Старик замолчал, мечтательно вглядываясь в археологический пейзаж своей заиндевелой памяти. Слеза умиления заполнила его глаз, скатилась вниз и исчезла в складках морщинистого, как озябшая мошонка, лица.

- Теперь-то вы понимаете, зачем мне нужно столько сахара? – очнувшись от забытья, собиратель рафинада устремил на гостя взор, исполненный трепетной и простодушной надежды.
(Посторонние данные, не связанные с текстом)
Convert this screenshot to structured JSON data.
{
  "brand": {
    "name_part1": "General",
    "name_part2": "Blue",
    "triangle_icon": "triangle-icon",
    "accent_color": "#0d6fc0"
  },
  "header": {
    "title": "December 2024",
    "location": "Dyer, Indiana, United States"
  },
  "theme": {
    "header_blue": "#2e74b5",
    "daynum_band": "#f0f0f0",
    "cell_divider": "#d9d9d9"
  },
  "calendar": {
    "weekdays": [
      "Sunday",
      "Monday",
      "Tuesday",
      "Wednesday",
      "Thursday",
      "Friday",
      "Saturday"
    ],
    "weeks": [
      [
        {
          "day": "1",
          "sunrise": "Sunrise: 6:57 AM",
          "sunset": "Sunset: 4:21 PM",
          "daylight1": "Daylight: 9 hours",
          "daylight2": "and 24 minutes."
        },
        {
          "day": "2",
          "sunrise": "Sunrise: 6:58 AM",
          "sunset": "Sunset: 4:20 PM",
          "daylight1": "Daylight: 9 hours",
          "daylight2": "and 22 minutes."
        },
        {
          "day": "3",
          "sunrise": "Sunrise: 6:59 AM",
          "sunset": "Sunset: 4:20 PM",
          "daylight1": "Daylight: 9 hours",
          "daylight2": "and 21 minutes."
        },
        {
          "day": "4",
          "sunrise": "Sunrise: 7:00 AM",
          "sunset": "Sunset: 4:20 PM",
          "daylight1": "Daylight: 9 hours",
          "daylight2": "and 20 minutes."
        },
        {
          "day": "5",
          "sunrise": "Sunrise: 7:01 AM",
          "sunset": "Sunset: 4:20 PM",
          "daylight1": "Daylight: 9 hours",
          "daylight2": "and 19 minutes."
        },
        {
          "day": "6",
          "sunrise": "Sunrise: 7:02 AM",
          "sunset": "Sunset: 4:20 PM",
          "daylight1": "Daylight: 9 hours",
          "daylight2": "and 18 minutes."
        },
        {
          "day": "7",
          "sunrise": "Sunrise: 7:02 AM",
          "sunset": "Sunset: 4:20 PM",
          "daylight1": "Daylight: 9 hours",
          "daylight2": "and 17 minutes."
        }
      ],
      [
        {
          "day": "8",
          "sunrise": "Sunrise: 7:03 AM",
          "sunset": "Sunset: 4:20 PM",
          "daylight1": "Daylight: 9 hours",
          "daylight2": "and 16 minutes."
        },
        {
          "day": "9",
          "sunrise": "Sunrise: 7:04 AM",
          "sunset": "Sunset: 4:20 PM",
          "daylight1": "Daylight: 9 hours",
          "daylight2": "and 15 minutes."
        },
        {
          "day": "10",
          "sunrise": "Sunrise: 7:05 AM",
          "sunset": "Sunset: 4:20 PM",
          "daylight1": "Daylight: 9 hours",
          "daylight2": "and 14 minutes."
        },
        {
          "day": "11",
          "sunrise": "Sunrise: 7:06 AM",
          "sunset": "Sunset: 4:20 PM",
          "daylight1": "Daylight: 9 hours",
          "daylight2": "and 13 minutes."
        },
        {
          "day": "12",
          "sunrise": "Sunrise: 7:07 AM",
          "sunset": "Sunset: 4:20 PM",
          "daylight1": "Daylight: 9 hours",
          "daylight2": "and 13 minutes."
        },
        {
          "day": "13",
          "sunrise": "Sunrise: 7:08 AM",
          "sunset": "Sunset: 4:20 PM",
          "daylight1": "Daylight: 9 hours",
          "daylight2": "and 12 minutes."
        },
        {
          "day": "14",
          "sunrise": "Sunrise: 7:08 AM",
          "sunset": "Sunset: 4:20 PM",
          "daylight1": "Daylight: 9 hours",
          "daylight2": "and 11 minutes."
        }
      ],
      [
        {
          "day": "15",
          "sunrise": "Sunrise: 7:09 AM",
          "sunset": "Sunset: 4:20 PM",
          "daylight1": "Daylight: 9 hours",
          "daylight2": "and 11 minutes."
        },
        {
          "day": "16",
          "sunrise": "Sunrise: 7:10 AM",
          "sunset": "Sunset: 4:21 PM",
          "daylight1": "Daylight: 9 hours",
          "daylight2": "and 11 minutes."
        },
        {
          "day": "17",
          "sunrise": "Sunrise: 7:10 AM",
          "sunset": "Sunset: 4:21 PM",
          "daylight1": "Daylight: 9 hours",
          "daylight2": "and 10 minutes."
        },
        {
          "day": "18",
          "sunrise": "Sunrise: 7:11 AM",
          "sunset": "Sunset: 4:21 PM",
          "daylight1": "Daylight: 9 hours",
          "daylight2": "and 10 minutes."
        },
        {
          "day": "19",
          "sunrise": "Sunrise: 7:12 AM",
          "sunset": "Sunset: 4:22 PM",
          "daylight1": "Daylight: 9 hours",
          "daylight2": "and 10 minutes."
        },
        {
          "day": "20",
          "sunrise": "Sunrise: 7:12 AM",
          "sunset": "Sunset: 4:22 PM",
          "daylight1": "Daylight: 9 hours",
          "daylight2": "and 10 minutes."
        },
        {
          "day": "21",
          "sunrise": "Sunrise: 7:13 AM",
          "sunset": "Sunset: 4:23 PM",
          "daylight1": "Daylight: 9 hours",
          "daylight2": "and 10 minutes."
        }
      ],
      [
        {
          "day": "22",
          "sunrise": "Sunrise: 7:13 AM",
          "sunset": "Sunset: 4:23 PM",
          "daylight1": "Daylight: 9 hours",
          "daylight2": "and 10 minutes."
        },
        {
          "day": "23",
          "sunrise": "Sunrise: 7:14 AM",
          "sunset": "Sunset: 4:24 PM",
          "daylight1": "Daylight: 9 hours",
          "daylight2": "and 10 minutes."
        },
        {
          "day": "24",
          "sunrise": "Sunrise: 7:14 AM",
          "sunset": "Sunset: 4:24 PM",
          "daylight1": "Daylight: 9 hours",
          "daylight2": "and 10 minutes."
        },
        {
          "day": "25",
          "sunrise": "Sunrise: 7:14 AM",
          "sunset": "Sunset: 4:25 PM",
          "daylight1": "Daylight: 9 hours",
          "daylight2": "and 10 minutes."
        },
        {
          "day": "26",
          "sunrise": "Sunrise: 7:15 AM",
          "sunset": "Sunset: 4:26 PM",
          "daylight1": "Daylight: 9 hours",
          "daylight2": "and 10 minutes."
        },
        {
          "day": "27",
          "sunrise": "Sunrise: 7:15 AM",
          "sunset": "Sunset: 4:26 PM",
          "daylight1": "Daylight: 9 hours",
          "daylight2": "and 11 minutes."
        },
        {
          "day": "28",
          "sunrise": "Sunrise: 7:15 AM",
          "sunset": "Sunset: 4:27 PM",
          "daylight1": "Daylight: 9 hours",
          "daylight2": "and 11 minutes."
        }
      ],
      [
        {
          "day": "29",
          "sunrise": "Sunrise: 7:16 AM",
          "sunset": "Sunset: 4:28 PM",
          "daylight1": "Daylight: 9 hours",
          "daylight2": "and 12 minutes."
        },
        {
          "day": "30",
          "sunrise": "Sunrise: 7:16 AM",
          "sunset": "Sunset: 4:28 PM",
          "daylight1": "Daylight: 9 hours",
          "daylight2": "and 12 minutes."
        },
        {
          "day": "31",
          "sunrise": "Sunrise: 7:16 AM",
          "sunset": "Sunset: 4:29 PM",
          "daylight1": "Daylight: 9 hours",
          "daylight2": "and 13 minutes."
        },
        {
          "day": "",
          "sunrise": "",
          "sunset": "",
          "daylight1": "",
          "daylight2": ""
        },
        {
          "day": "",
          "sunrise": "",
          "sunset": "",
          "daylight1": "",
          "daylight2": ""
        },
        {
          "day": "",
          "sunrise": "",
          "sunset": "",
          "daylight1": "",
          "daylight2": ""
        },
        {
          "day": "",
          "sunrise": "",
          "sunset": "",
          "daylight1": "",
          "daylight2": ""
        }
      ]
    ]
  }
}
Вопрос застал Глеба врасплох.

- Да, как вам сказать, - пробормотал он. - Если честно, не очень. В смысле, не до конца…

- Эх, молодой человек…

Старик издал утробный звук, похожий на скрежет проржавевших шестерёнок, и волны разнообразных эмоций пронеслись по его брюзгливой физиономии. Здесь была злость, что Глеб родился на свет непроходимым тупицей. Досада, что приходится тратить драгоценное время на объяснение очевидных вещей. Даже смутная тень какой-то органической, внутриутробной гадливости, точно он столкнулся нос к носу с жалкой и мерзопакостной тварью.

- Ну, как же, голуба моя! Ну, ведь это же просто! – застрекотал старичок, захлёбываясь слюнями негодования. – Голос свыше… Знак судьбы… Сахар, как символ ангельской чистоты и божественной сладости!

Наконец, ценой титанических усилий, ему удалось совладать со своими кипучими чувствами.

- Ладно, пойдём от первородных начал. Слово «топология» вам о чём-нибудь говорит? – старик со скепсисом покосился на гостя. – По глазам вижу, что нет. Судя по всему, от математических нив вы, душа моя, весьма далеки. Угадал? А впрочем, не суть. Может оно даже и к лучшему - как чистый лист, без всяких тенденциозных предвзятостей. Блаженны нищие духом, не так ли?

«Сам ты нищий! Чья бы корова мычала».
Эпитет Глебу весьма не понравился, однако он решил не вступать в пререкания.

- Что ж, попытаюсь растолковать, что к чему. Во избежание, так сказать, кривотолков понятия.

Старичок вскочил со стула и стал расхаживать по комнате, аккомпанируя шуршащим шагом потоку менторских речей.

- Топология - это наука о непрерывности мира. Она изучает фундаментальные свойства пространства. Те самые свойства, которые остаются неизменными при любых деформациях. А мир деформируется - спорадически, но регулярно. Это не домысел, а отъявленный факт! Вы следите за мыслью?

Глеб обречённо кивнул головой. Общеобразовательных лекций выслушивать ему совсем не хотелось, однако, не затыкать же рот этому демагогу – дороже выйдет.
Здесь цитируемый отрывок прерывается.